To put simply, the DisMax query parser is designed to process simple phrases (without complex syntax) entered by users and to search for individual terms across several fields using different weighting (boosts) based on the significance of each field. Additional options enable users to influence the score based on rules specific to each use case (independent of user input).
An important aspect in this regard is mm (minimum match) parameter. When processing queries, Lucene/Solr recognizes three types of clauses: mandatory, prohibited, and “optional” (also known as “should” clauses). By default, all words or phrases specified in the q
parameter are treated as “optional” clauses unless they are preceded by a “+” or a “-“. When dealing with these “optional” clauses, the mm
parameter makes it possible to say that a certain minimum number of those clauses must match. The DisMax query parser offers great flexibility in how the minimum number can be specified.
The table below explains the various ways that mm values can be specified.
Syntax | Example | Description |
---|---|---|
Positive integer |
3 |
Defines the minimum number of clauses that must match, regardless of how many clauses there are in total. |
Negative integer |
-2 |
Sets the minimum number of matching clauses to the total number of optional clauses, minus this value. |
Percentage |
75% |
Sets the minimum number of matching clauses to this percentage of the total number of optional clauses. The number computed from the percentage is rounded down and used as the minimum. |
Negative percentage |
-25% |
Indicates that this percent of the total number of optional clauses can be missing. The number computed from the percentage is rounded down, before being subtracted from the total to determine the minimum number. |
An expression beginning with a positive integer followed by a > or < sign and another value |
3<90% |
Defines a conditional expression indicating that if the number of optional clauses is equal to (or less than) the integer, they are all required, but if it’s greater than the integer, the specification applies. In this example: if there are 1 to 3 clauses they are all required, but for 4 or more clauses only 90% are required. |
Multiple conditional expressions involving > or < signs |
2<-25% 9<-3 |
Defines multiple conditions, each one being valid only for numbers greater than the one before it. In the example at left, if there are 1 or 2 clauses, then both are required. If there are 3-9 clauses all but 25% are required. If there are more then 9 clauses, all but three are required. |
When specifying mm
values, following aspects are to be kept in mind:
- When dealing with percentages, negative values can be used to get different behavior in edge cases. 75% and -25% mean the same thing when dealing with 4 clauses, but when dealing with 5 clauses 75% means 3 are required, but -25% means 4 are required.
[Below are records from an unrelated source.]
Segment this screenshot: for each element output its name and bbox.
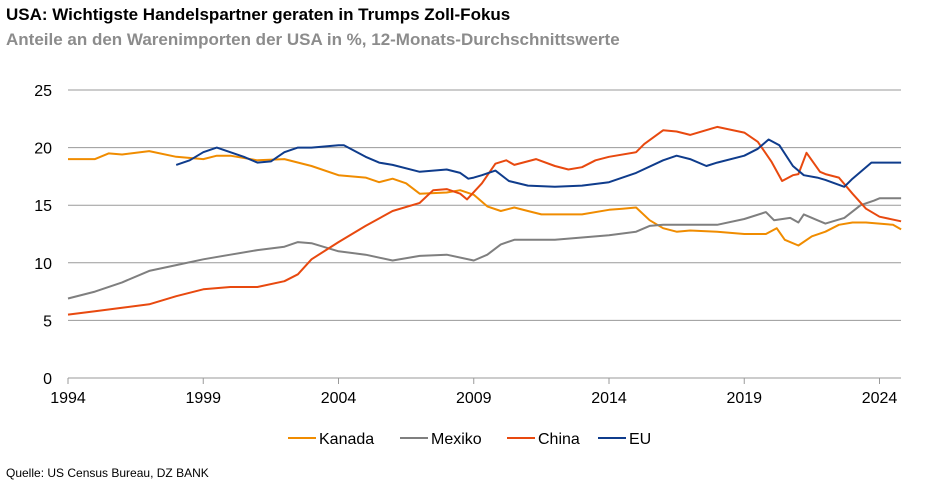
chart-title: USA: Wichtigste Handelspartner geraten i… (6, 5, 511, 24)
y-tick-label: 0 (43, 371, 52, 388)
y-tick-label: 5 (43, 313, 52, 330)
legend-label: China (538, 431, 580, 448)
x-tick-label: 1994 (50, 390, 86, 407)
legend-label: Mexiko (431, 431, 482, 448)
legend-item-china: China (507, 431, 580, 448)
x-tick-label: 1999 (185, 390, 221, 407)
y-tick-label: 10 (34, 256, 52, 273)
y-tick-label: 15 (34, 198, 52, 215)
legend-item-mexiko: Mexiko (400, 431, 482, 448)
series-line-kanada (68, 150, 902, 247)
legend-item-eu: EU (598, 431, 651, 448)
x-tick-label: 2004 (321, 390, 357, 407)
x-tick-label: 2009 (456, 390, 492, 407)
x-tick-label: 2019 (726, 390, 762, 407)
y-tick-label: 20 (34, 141, 52, 158)
legend-label: Kanada (319, 431, 374, 448)
legend-label: EU (629, 431, 651, 448)
series-line-mexiko (67, 197, 902, 300)
series-line-eu (175, 138, 902, 188)
y-tick-label: 25 (34, 83, 52, 100)
source-note: Quelle: US Census Bureau, DZ BANK (6, 466, 209, 480)
x-tick-label: 2014 (591, 390, 627, 407)
chart-subtitle: Anteile an den Warenimporten der USA in … (6, 30, 620, 49)
x-tick-label: 2024 (862, 390, 898, 407)
series-line-china (67, 125, 902, 316)
legend-item-kanada: Kanada (288, 431, 374, 448)
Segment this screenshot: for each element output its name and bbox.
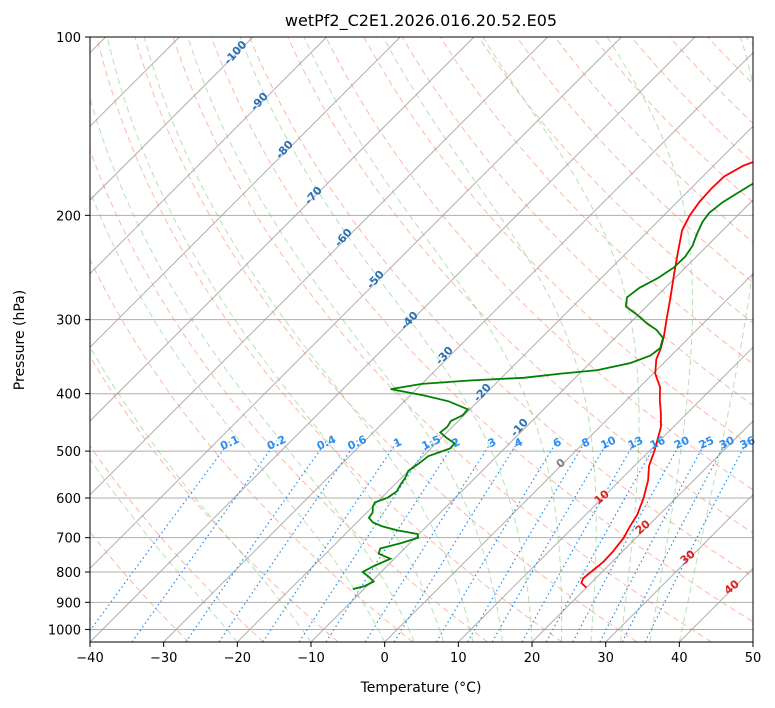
x-tick-label: 50 — [745, 651, 762, 666]
isotherm-line — [163, 51, 753, 642]
moist-adiabat-line — [303, 37, 563, 642]
mixing-ratio-line — [466, 440, 587, 642]
isotherm-line — [90, 37, 622, 570]
moist-adiabat-line — [482, 37, 640, 642]
mixing-ratio-line — [185, 440, 328, 642]
y-tick-label: 200 — [56, 209, 81, 224]
mixing-ratio-line — [621, 440, 728, 642]
x-axis-label: Temperature (°C) — [360, 680, 482, 696]
moist-adiabat-line — [106, 37, 445, 642]
y-tick-label: 400 — [56, 388, 81, 403]
isotherm-line — [90, 37, 328, 275]
mixing-ratio-line — [521, 440, 637, 642]
y-tick-label: 300 — [56, 314, 81, 329]
dry-adiabat-line — [134, 37, 638, 642]
x-tick-label: 40 — [671, 651, 688, 666]
y-tick-label: 900 — [56, 596, 81, 611]
isotherm-line — [90, 37, 696, 642]
moist-adiabat-line — [678, 37, 753, 642]
dry-adiabat-line — [90, 258, 414, 642]
x-tick-label: 10 — [450, 651, 467, 666]
chart-title: wetPf2_C2E1.2026.016.20.52.E05 — [285, 11, 557, 31]
dry-adiabat-line — [287, 37, 753, 534]
moist-adiabat-line — [143, 37, 474, 642]
moist-adiabat-line — [90, 189, 386, 642]
isotherm-line — [90, 37, 254, 201]
moist-adiabat-line — [90, 346, 312, 642]
isotherm-line — [236, 125, 753, 642]
x-tick-label: −10 — [297, 651, 324, 666]
y-axis-label: Pressure (hPa) — [12, 290, 28, 390]
moist-adiabat-line — [90, 458, 238, 642]
moist-adiabat-line — [90, 96, 415, 642]
axes: −40 −30 −20 −10 0 10 20 30 40 50 100 200 300 400 500 60… — [48, 31, 761, 666]
mixing-ratio-label: 13 — [626, 434, 645, 452]
isotherm-line — [90, 37, 475, 422]
plot-frame — [89, 36, 754, 643]
y-tick-label: 700 — [56, 532, 81, 547]
isotherm-line — [90, 37, 549, 496]
x-tick-label: −40 — [76, 651, 103, 666]
dry-adiabat-line — [325, 37, 753, 491]
mixing-ratio-line — [298, 440, 432, 642]
isotherm-line — [90, 37, 401, 349]
isotherm-line — [531, 420, 753, 642]
dewpoint-profile — [352, 182, 753, 590]
moist-adiabat-line — [606, 37, 693, 642]
dry-adiabat-line — [516, 37, 753, 284]
mixing-ratio-line — [491, 440, 609, 642]
mixing-ratio-line — [545, 440, 659, 642]
profile-series — [352, 161, 753, 590]
background-lines — [90, 37, 753, 642]
x-tick-label: 0 — [381, 651, 389, 666]
dry-adiabat-line — [172, 37, 712, 642]
isotherm-line — [384, 272, 753, 642]
y-tick-label: 100 — [56, 31, 81, 46]
x-tick-label: 30 — [597, 651, 614, 666]
moist-adiabat-line — [187, 37, 503, 642]
isotherm-line — [310, 199, 753, 642]
dry-adiabat-line — [96, 37, 563, 642]
isotherm-line — [605, 493, 753, 642]
dry-adiabat-line — [249, 37, 753, 578]
mixing-ratio-label: 25 — [697, 434, 716, 452]
mixing-ratio-label: 16 — [648, 434, 668, 452]
y-tick-label: 800 — [56, 566, 81, 581]
mixing-ratio-line — [572, 440, 683, 642]
y-tick-label: 500 — [56, 445, 81, 460]
isotherm-line — [457, 346, 753, 642]
y-tick-label: 1000 — [48, 623, 81, 638]
y-tick-label: 600 — [56, 492, 81, 507]
moist-adiabat-line — [382, 37, 597, 642]
x-tick-label: 20 — [524, 651, 541, 666]
mixing-ratio-label: 20 — [672, 434, 692, 452]
dry-adiabat-line — [90, 445, 264, 642]
mixing-ratio-line — [435, 440, 558, 642]
x-tick-label: −30 — [150, 651, 177, 666]
moist-adiabat-line — [239, 37, 533, 642]
x-tick-label: −20 — [224, 651, 251, 666]
mixing-ratio-line — [644, 440, 748, 642]
mixing-ratio-label: 10 — [599, 434, 619, 452]
temperature-profile — [580, 161, 753, 589]
mixing-ratio-line — [131, 440, 278, 642]
mixing-ratio-line — [393, 440, 520, 642]
mixing-ratio-label: 30 — [717, 434, 737, 452]
mixing-ratio-line — [599, 440, 707, 642]
dry-adiabat-line — [210, 37, 753, 623]
mixing-ratio-line — [364, 440, 493, 642]
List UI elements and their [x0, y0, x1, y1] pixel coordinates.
- If the calculations based on the parameter arguments determine that no optional clauses are needed, the usual rules about Boolean queries still apply at search time. (That is, a Boolean query containing no required clauses must still match at least one optional clause).
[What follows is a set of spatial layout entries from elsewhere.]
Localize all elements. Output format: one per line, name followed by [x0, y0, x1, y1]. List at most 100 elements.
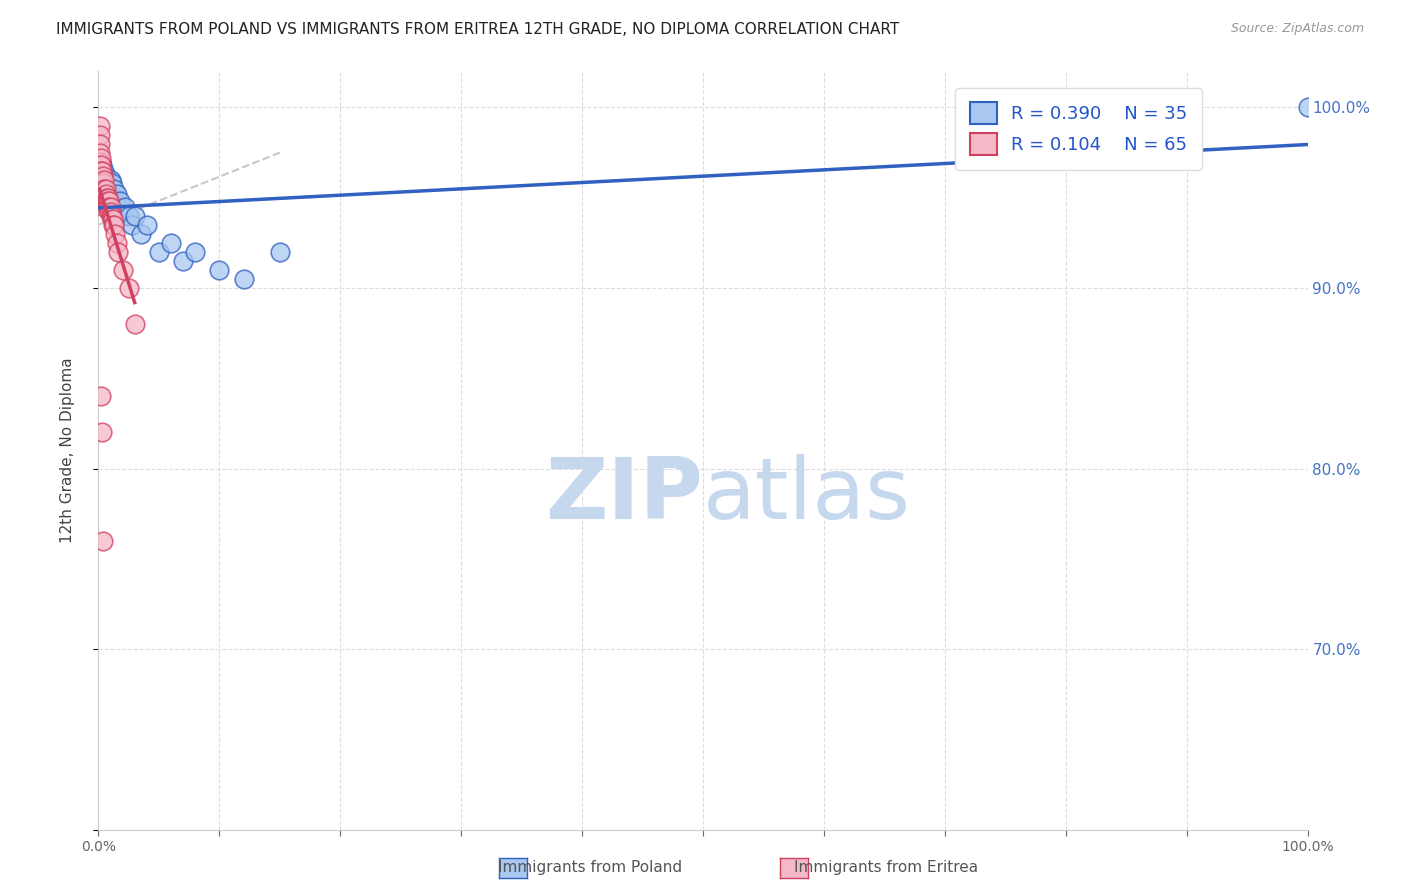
Point — [91, 194, 114, 209]
Point — [135, 218, 157, 232]
Point — [184, 244, 207, 259]
Point — [148, 244, 170, 259]
Point — [96, 172, 118, 186]
Point — [89, 169, 111, 183]
Point — [91, 172, 114, 186]
Point — [96, 191, 118, 205]
Point — [96, 194, 118, 209]
Point — [89, 172, 111, 186]
Point — [91, 172, 114, 186]
Point — [98, 182, 121, 196]
Point — [91, 182, 114, 196]
Point — [89, 119, 111, 133]
Point — [90, 163, 112, 178]
Point — [104, 227, 127, 241]
Point — [91, 158, 114, 172]
Point — [129, 227, 152, 241]
Point — [97, 200, 120, 214]
Text: IMMIGRANTS FROM POLAND VS IMMIGRANTS FROM ERITREA 12TH GRADE, NO DIPLOMA CORRELA: IMMIGRANTS FROM POLAND VS IMMIGRANTS FRO… — [56, 22, 900, 37]
Point — [118, 209, 141, 223]
Point — [91, 169, 114, 183]
Point — [90, 158, 112, 172]
Point — [107, 200, 129, 214]
Point — [104, 194, 127, 209]
Point — [91, 425, 114, 440]
Point — [101, 218, 124, 232]
Point — [90, 163, 112, 178]
Point — [121, 218, 143, 232]
Point — [89, 136, 111, 151]
Text: Source: ZipAtlas.com: Source: ZipAtlas.com — [1230, 22, 1364, 36]
Point — [91, 163, 114, 178]
Point — [90, 187, 112, 202]
Point — [269, 244, 291, 259]
Point — [108, 194, 131, 209]
Legend: R = 0.390    N = 35, R = 0.104    N = 65: R = 0.390 N = 35, R = 0.104 N = 65 — [955, 88, 1202, 170]
Point — [89, 187, 111, 202]
Point — [100, 200, 122, 214]
Point — [91, 176, 114, 190]
Point — [98, 194, 121, 209]
Point — [118, 281, 141, 295]
Point — [1296, 100, 1319, 114]
Point — [100, 209, 122, 223]
Point — [100, 212, 122, 227]
Point — [111, 263, 134, 277]
Point — [94, 187, 117, 202]
Point — [124, 209, 146, 223]
Point — [98, 205, 121, 219]
Point — [107, 244, 129, 259]
Point — [91, 182, 114, 196]
Point — [89, 158, 111, 172]
Point — [100, 209, 122, 223]
Point — [208, 263, 231, 277]
Point — [97, 176, 120, 190]
Point — [93, 172, 115, 186]
Point — [90, 182, 112, 196]
Point — [89, 163, 111, 178]
Point — [89, 176, 111, 190]
Point — [100, 172, 122, 186]
Point — [111, 209, 134, 223]
Point — [93, 176, 115, 190]
Point — [89, 154, 111, 169]
Point — [91, 176, 114, 190]
Point — [91, 533, 114, 548]
Text: Immigrants from Poland: Immigrants from Poland — [499, 861, 682, 875]
Point — [89, 145, 111, 160]
Point — [91, 182, 114, 196]
Point — [91, 191, 114, 205]
Point — [101, 212, 124, 227]
Point — [91, 191, 114, 205]
Point — [105, 187, 128, 202]
Point — [90, 151, 112, 165]
Point — [93, 182, 115, 196]
Point — [90, 191, 112, 205]
Point — [94, 194, 117, 209]
Point — [103, 182, 125, 196]
Point — [94, 182, 117, 196]
Point — [232, 272, 254, 286]
Point — [91, 194, 114, 209]
Text: Immigrants from Eritrea: Immigrants from Eritrea — [794, 861, 977, 875]
Text: atlas: atlas — [703, 454, 911, 538]
Point — [90, 169, 112, 183]
Point — [103, 218, 125, 232]
Point — [160, 235, 183, 250]
Point — [94, 169, 117, 183]
Point — [93, 191, 115, 205]
Point — [93, 163, 115, 178]
Point — [101, 191, 124, 205]
Point — [90, 194, 112, 209]
Text: ZIP: ZIP — [546, 454, 703, 538]
Point — [98, 200, 121, 214]
Point — [96, 200, 118, 214]
Y-axis label: 12th Grade, No Diploma: 12th Grade, No Diploma — [60, 358, 75, 543]
Point — [100, 187, 122, 202]
Point — [97, 191, 120, 205]
Point — [90, 154, 112, 169]
Point — [100, 176, 122, 190]
Point — [105, 235, 128, 250]
Point — [89, 182, 111, 196]
Point — [93, 200, 115, 214]
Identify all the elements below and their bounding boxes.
- No matter what number the calculation arrives at, Solr will never use a value greater than the number of optional clauses, or a value less than 1. In other words, no matter how low or how high the calculated result, the minimum number of required matches will never be less than 1 or greater than the number of clauses.
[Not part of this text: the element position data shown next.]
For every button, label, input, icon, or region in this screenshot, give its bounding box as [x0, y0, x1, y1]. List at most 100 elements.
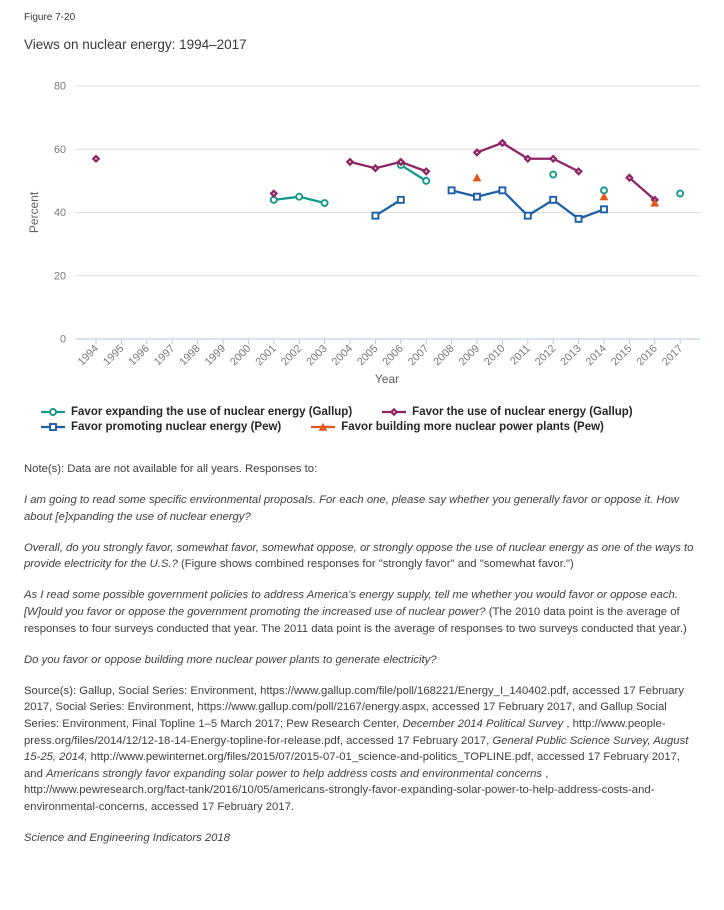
x-tick-label: 2009: [457, 343, 482, 368]
question-overall-italic-segment: Overall, do you strongly favor, somewhat…: [24, 541, 694, 571]
question-expanding: I am going to read some specific environ…: [24, 492, 700, 525]
x-tick-label: 1995: [101, 343, 126, 368]
promoting-pew-point-2010: [498, 186, 507, 195]
legend-label-promoting-pew: Favor promoting nuclear energy (Pew): [71, 421, 282, 433]
building-pew-legend-icon: [311, 422, 336, 431]
x-tick-label: 2005: [355, 343, 380, 368]
series-line-use-gallup: [349, 160, 427, 173]
marker-center-dot: [399, 161, 402, 163]
x-tick-label: 2001: [253, 343, 278, 368]
legend-item-building-pew: Favor building more nuclear power plants…: [311, 421, 604, 433]
y-tick-label: 0: [60, 334, 66, 346]
marker-center-dot: [374, 167, 377, 170]
y-tick-label: 40: [54, 207, 66, 219]
expanding-gallup-legend-icon: [41, 408, 65, 416]
promoting-pew-legend-icon: [41, 423, 65, 431]
sources-text-segment: , http://www.pewresearch.org/fact-tank/2…: [24, 767, 655, 813]
use-gallup-legend-icon: [382, 407, 407, 417]
sources-text-segment: http://www.pewinternet.org/files/2015/07…: [24, 751, 681, 780]
building-pew-point-2014: [599, 192, 609, 201]
x-tick-label: 1997: [152, 343, 177, 368]
series-use-gallup: [91, 138, 660, 205]
question-building-italic-segment: Do you favor or oppose building more nuc…: [24, 653, 437, 666]
question-promoting: As I read some possible government polic…: [24, 587, 700, 637]
marker-center-dot: [425, 170, 428, 173]
x-tick-label: 2006: [380, 343, 405, 368]
promoting-pew-point-2009: [473, 192, 481, 201]
x-tick-label: 2015: [609, 343, 634, 368]
question-overall-text-segment: (Figure shows combined responses for "st…: [177, 558, 574, 571]
x-tick-label: 2013: [558, 343, 583, 368]
expanding-gallup-point-2007: [422, 176, 431, 185]
attribution: Science and Engineering Indicators 2018: [24, 830, 700, 847]
chart-legend: Favor expanding the use of nuclear energ…: [41, 406, 683, 433]
x-tick-label: 2004: [330, 343, 355, 368]
figure-title: Views on nuclear energy: 1994–2017: [24, 37, 247, 52]
series-promoting-pew: [371, 186, 608, 223]
expanding-gallup-point-2003: [320, 199, 329, 207]
marker-center-dot: [349, 161, 351, 163]
legend-item-use-gallup: Favor the use of nuclear energy (Gallup): [382, 406, 633, 418]
expanding-gallup-point-2017: [676, 189, 685, 198]
sources: Source(s): Gallup, Social Series: Enviro…: [24, 683, 700, 816]
sources-italic-segment: December 2014 Political Survey: [402, 718, 564, 731]
x-tick-label: 1999: [203, 343, 228, 368]
x-tick-label: 2003: [304, 343, 329, 368]
marker-center-dot: [552, 157, 555, 160]
legend-item-promoting-pew: Favor promoting nuclear energy (Pew): [41, 421, 281, 433]
marker-center-dot: [476, 151, 478, 154]
x-tick-label: 2011: [508, 343, 533, 368]
promoting-pew-point-2008: [447, 186, 456, 195]
marker-center-dot: [272, 192, 275, 195]
x-tick-label: 2008: [431, 343, 456, 368]
sources-italic-segment: General Public Science Survey, August 15…: [24, 734, 689, 764]
marker-center-dot: [628, 176, 631, 179]
x-tick-label: 1998: [177, 343, 202, 368]
question-promoting-text-segment: (The 2010 data point is the average of r…: [24, 606, 687, 635]
x-tick-label: 2016: [634, 343, 659, 368]
attribution-italic-segment: Science and Engineering Indicators 2018: [24, 832, 230, 845]
marker-center-dot: [501, 142, 504, 144]
promoting-pew-point-2013: [574, 214, 583, 223]
note-intro-text-segment: Note(s): Data are not available for all …: [24, 463, 318, 475]
sources-text-segment: Source(s): Gallup, Social Series: Enviro…: [24, 684, 684, 731]
x-tick-label: 2017: [660, 343, 685, 368]
x-tick-label: 2002: [279, 343, 304, 368]
promoting-pew-point-2005: [371, 211, 380, 220]
legend-label-building-pew: Favor building more nuclear power plants…: [341, 421, 604, 433]
marker-center-dot: [526, 157, 529, 160]
series-building-pew: [472, 173, 660, 207]
note-intro: Note(s): Data are not available for all …: [24, 461, 700, 478]
building-pew-point-2016: [650, 198, 660, 207]
promoting-pew-point-2012: [549, 195, 558, 204]
x-axis-title: Year: [375, 372, 399, 386]
sources-italic-segment: Americans strongly favor expanding solar…: [46, 767, 543, 780]
y-axis-title: Percent: [27, 191, 41, 233]
x-tick-label: 2010: [482, 343, 507, 368]
legend-label-use-gallup: Favor the use of nuclear energy (Gallup): [412, 406, 633, 418]
question-building: Do you favor or oppose building more nuc…: [24, 652, 700, 669]
marker-center-dot: [577, 170, 580, 173]
series-line-promoting-pew: [374, 198, 402, 217]
sources-text-segment: , http://www.people-press.org/files/2014…: [24, 718, 666, 747]
expanding-gallup-point-2002: [295, 192, 304, 201]
figure-page: Figure 7-20 Views on nuclear energy: 199…: [0, 12, 724, 847]
y-tick-label: 60: [54, 144, 66, 156]
x-tick-label: 1996: [126, 343, 151, 368]
marker-center-dot: [95, 157, 97, 160]
legend-item-expanding-gallup: Favor expanding the use of nuclear energ…: [41, 406, 352, 418]
series-line-expanding-gallup: [400, 164, 427, 182]
y-tick-label: 20: [54, 270, 66, 282]
question-promoting-italic-segment: As I read some possible government polic…: [24, 589, 678, 619]
expanding-gallup-point-2012: [549, 170, 558, 179]
x-tick-label: 2007: [406, 343, 431, 368]
x-tick-label: 2014: [584, 343, 609, 368]
legend-label-expanding-gallup: Favor expanding the use of nuclear energ…: [71, 406, 353, 418]
promoting-pew-point-2011: [523, 211, 532, 220]
x-tick-label: 2000: [228, 343, 253, 368]
x-tick-label: 1994: [76, 343, 101, 368]
question-overall: Overall, do you strongly favor, somewhat…: [24, 540, 700, 573]
question-expanding-italic-segment: I am going to read some specific environ…: [24, 494, 679, 523]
- When searching across multiple fields that are configured with different query analyzers, the number of optional clauses may differ between the fields. In such a case, the value specified by mm applies to the maximum number of optional clauses. For example, if a query clause is treated as stopword for one of the fields, the number of optional clauses for that field will be smaller than for the other fields. A query with such a stopword clause would not return a match in that field if mm is set to 100% because the removed clause does not count as matched.
The default value of mm
is 0% (all clauses optional), unless q.op
is specified as “AND”, in which case mm
defaults to 100% (all clauses required).
So, this is it about mm (minimum match) in solr. We will be back with another post on solr very soon.